Die wichtigste Message des Buches:
Wir müssen dringend lernen, uns so zu mögen, wie wir sind! Das ist der Schlüssel zum erfüllten Sexualleben! (Ich ergänze: aber auch der Schlüssel zum erfüllten Leben überhaupt). Weniger denken, was andere von uns halten – mehr unsere Wünsche und Gefühle kommunizieren – und im gleichen Atemzug aushören, über Andere zu urteilen! Toleranz anderen und sich selbst gegenüber sollten die Grundpfeiler unseres Lebens sein.
Aber von vorne.
AUFBAU
Das Buch wechselt zwischen theoterischen Abschnitten und Erfahrungsberichten.

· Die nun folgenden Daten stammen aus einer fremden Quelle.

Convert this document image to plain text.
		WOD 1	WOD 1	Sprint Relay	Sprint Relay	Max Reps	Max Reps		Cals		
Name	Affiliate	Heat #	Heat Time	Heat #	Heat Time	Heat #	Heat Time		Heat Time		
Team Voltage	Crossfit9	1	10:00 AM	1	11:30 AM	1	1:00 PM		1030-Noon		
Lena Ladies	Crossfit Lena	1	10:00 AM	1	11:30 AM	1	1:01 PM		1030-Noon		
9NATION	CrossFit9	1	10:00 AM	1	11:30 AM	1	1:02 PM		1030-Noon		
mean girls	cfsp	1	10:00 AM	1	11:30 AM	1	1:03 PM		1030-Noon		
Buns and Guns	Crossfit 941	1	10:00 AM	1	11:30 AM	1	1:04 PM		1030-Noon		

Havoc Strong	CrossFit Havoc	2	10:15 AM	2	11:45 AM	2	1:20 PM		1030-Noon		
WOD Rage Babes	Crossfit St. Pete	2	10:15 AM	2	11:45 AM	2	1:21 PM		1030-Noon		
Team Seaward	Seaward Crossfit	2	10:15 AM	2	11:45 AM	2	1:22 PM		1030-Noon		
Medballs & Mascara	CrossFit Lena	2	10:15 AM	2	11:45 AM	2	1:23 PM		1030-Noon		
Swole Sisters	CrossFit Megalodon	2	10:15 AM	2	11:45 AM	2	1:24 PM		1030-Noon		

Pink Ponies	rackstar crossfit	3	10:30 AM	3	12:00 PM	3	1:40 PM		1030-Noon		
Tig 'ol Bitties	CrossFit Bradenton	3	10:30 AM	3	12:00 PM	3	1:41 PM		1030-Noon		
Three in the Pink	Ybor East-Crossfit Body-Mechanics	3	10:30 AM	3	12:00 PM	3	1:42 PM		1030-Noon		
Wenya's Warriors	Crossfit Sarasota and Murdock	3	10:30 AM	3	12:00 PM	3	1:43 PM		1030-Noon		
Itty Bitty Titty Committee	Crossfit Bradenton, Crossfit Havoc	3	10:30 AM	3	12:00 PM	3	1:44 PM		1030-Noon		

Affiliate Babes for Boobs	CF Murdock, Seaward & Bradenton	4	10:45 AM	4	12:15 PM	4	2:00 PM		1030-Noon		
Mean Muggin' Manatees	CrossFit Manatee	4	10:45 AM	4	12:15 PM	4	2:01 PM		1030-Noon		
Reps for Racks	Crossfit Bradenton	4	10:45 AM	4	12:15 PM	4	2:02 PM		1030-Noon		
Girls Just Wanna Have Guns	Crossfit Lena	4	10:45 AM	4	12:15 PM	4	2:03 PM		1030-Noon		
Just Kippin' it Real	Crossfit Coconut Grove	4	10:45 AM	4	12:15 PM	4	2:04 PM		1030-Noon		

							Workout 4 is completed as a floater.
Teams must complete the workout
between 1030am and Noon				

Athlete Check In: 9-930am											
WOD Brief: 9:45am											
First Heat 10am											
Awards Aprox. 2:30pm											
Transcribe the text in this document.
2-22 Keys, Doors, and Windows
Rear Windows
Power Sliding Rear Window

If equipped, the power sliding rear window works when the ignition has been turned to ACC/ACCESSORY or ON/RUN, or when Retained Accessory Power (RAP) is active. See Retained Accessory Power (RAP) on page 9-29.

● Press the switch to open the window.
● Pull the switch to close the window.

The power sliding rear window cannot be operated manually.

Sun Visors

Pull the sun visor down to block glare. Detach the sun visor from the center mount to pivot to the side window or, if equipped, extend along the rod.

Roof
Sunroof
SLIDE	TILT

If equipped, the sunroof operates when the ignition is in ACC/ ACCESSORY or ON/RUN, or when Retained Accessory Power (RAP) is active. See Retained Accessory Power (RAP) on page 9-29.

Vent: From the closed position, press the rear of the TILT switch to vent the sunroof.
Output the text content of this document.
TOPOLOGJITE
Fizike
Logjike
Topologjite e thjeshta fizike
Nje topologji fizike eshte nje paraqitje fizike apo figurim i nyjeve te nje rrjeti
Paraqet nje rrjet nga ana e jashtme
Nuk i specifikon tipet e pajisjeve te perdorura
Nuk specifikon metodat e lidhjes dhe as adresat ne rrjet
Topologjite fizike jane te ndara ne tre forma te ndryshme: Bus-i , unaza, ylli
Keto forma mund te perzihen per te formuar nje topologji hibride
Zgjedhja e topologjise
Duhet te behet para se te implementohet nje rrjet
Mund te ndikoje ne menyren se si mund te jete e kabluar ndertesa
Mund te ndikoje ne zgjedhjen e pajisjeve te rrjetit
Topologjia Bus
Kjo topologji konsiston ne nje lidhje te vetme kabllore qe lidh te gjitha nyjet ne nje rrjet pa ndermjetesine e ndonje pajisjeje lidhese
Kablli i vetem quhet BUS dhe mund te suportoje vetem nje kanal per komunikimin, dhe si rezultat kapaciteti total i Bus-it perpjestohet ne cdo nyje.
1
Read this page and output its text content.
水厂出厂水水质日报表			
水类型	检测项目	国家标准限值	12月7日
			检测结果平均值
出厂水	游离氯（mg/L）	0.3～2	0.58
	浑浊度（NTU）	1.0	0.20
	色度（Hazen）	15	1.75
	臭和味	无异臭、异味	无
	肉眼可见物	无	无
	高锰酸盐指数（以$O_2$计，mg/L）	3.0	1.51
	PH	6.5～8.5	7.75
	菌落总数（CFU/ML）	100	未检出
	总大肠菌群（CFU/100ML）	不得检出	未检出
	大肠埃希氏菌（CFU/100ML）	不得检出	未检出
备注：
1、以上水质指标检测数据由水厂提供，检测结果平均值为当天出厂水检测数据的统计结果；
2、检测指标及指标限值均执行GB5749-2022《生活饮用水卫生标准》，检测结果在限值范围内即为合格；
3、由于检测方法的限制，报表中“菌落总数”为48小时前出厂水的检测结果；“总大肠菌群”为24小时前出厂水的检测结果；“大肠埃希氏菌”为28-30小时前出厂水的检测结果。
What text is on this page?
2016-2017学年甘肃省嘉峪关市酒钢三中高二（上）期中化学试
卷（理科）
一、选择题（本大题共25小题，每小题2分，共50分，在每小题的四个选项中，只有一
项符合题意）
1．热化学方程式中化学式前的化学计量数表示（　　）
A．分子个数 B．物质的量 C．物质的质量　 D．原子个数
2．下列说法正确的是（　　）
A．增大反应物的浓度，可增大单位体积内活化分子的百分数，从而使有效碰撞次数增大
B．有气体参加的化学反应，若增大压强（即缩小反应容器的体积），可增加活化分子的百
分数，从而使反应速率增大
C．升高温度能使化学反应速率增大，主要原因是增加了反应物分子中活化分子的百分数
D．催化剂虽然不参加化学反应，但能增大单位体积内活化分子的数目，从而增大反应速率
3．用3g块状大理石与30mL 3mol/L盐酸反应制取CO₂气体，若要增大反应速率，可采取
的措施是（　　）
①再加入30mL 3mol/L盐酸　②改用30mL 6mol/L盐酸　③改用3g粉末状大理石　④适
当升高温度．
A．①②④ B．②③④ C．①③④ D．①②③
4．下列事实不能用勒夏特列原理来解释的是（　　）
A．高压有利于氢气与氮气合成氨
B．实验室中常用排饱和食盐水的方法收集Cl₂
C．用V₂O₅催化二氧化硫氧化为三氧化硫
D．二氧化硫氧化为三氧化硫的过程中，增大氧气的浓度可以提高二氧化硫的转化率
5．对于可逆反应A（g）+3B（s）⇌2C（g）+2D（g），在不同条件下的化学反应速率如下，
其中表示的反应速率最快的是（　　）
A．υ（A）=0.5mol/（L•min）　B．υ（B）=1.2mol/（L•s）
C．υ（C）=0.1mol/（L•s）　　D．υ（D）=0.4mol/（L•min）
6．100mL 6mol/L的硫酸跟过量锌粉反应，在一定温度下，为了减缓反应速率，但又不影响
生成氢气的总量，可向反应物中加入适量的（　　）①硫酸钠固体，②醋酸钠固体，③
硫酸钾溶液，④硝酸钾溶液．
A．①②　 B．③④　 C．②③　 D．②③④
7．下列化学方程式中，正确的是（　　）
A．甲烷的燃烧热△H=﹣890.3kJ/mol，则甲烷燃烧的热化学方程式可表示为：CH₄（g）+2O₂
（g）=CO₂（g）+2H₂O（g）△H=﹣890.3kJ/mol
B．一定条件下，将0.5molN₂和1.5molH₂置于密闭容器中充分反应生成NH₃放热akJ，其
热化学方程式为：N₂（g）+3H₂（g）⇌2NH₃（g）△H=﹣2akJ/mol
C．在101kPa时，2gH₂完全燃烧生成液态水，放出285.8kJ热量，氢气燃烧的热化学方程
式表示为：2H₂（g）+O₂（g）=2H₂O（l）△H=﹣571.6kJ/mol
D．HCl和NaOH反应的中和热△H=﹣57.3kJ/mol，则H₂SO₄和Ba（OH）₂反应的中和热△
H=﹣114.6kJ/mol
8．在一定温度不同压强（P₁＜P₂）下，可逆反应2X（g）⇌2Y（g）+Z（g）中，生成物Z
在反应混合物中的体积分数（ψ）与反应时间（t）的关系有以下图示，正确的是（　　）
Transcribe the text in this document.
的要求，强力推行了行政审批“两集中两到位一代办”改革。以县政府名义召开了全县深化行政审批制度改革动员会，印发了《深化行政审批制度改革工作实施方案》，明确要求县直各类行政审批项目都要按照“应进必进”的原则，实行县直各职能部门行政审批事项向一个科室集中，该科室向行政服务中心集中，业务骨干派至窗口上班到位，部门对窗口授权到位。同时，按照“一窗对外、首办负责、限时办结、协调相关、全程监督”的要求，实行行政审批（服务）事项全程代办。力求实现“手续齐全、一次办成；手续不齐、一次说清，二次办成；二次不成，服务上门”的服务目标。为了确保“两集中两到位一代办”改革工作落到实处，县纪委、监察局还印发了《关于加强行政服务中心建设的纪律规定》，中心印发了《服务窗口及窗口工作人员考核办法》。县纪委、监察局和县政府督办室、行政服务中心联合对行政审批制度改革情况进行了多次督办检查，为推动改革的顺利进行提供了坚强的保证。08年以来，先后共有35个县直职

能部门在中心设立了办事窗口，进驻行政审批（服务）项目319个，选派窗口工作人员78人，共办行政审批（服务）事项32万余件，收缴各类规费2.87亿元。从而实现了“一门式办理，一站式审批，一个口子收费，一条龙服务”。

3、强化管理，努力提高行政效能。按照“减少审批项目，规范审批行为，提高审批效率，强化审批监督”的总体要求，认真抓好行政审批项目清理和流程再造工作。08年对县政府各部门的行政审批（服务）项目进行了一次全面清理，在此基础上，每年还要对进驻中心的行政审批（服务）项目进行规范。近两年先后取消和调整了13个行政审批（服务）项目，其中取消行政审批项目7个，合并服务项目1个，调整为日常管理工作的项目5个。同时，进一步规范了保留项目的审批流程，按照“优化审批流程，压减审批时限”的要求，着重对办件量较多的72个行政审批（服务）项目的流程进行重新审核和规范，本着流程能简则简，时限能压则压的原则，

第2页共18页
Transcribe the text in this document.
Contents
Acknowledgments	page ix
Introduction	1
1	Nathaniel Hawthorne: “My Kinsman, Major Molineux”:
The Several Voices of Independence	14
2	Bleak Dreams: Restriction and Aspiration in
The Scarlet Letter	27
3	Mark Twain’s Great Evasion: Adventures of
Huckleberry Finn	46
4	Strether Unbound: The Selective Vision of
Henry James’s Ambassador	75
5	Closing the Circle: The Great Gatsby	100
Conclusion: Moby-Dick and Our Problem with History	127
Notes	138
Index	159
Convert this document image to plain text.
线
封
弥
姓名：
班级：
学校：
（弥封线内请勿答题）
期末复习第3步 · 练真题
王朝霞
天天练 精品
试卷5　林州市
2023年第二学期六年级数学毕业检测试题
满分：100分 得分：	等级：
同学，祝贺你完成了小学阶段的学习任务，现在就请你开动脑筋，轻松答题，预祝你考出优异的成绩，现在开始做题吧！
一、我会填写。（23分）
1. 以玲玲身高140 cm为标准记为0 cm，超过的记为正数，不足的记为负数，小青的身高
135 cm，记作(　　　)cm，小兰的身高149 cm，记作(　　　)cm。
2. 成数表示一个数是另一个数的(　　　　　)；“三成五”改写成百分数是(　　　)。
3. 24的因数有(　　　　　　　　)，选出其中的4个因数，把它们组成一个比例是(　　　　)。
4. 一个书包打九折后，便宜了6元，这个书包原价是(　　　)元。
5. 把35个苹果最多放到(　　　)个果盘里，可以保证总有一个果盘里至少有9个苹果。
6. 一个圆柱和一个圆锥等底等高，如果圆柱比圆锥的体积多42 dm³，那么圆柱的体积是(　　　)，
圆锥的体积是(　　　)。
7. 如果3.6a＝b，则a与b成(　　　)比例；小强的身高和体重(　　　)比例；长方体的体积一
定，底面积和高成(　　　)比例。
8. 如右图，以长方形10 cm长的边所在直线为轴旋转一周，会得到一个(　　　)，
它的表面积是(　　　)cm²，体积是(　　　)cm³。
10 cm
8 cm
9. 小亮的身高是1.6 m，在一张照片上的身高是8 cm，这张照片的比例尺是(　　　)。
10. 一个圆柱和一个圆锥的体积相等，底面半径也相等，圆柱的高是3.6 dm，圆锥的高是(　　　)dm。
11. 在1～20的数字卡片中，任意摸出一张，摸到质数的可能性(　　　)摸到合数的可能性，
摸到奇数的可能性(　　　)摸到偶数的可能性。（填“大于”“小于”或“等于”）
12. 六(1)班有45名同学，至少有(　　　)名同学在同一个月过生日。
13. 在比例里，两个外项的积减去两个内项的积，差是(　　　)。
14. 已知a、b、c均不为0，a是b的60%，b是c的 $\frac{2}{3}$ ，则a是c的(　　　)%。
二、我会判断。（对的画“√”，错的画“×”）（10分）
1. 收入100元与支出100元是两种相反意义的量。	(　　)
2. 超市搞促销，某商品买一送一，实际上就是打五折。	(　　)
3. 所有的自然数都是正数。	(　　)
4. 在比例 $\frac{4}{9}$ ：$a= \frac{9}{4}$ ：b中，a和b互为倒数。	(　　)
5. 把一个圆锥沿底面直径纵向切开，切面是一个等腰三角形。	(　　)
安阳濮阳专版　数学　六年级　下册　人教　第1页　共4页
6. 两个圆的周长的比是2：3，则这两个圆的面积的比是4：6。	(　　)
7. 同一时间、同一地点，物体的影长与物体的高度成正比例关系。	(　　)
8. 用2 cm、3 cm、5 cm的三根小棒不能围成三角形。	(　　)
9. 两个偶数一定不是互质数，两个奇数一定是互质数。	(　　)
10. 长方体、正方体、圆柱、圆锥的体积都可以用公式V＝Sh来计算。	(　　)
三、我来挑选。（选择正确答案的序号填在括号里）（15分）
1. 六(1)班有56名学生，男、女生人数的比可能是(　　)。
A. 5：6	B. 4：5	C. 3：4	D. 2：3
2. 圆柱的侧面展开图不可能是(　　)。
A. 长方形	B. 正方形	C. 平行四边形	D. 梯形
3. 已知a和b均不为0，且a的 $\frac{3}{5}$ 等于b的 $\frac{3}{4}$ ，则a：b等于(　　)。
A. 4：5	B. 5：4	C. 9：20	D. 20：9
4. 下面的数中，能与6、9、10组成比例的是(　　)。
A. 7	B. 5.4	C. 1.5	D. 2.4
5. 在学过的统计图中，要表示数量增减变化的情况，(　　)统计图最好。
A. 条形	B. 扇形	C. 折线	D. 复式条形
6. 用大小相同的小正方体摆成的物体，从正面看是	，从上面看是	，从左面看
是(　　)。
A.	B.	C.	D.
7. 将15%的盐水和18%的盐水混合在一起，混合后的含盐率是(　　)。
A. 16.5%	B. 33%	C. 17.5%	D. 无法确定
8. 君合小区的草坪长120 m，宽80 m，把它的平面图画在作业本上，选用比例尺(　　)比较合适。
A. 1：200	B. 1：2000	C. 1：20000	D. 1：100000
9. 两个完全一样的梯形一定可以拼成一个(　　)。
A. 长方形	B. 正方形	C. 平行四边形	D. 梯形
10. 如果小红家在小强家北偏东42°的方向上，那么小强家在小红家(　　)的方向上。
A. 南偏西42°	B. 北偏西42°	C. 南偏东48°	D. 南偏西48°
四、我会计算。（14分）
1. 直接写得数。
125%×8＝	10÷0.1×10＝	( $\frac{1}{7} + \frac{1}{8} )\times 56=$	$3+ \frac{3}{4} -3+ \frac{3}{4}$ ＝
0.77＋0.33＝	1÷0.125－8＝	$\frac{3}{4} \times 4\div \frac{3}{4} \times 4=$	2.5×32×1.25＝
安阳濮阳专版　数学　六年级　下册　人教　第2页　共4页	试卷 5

Die theoretischen Teile sind eine Art Zusammenfassung von dem jeweiligen Thema, z. B. gesellschaftliche Normen / Verhältniss zum eigenen Körper / Sex Toys / Dates (in real life und auch online) / Verhütung / Sex Talk / Periode / Stellungen / Tabus und Grenzen.
Die Stories dazwischen sind wie Erfahrungsberichte einer (ehrlichen und aufgeschlossenen) Freundin, die endlich mal alles ausspricht, was man selber schon oft gedacht hatte, aber meinte, dass es nur einem selber so geht. Zum Beispiel, so eine banale Sache, wie dass beim Küssen manchmal die Köpfe aneinanderschlagen bzw die Nasen im Weg sind :D Das sind ja so kleine Verlegenheitsmomente, die wohl jeder von uns in irgendeiner Form schon mal hatte. Allerdings gibt es ganz verschiedene Berichte, sowohl von der ersten richtig langen Beziehung als auch von einer misslungenen BDSM-Erfahrung.
Lieblings-Zitate:
- „Ich bin Single und suche nach keiner festen Beziehung. Nein, ich verdränge keine Sehnsucht, die mich insgeheim auffrisst und ja, genau diese Unterstellung nervt gewaltig“ (S. 69)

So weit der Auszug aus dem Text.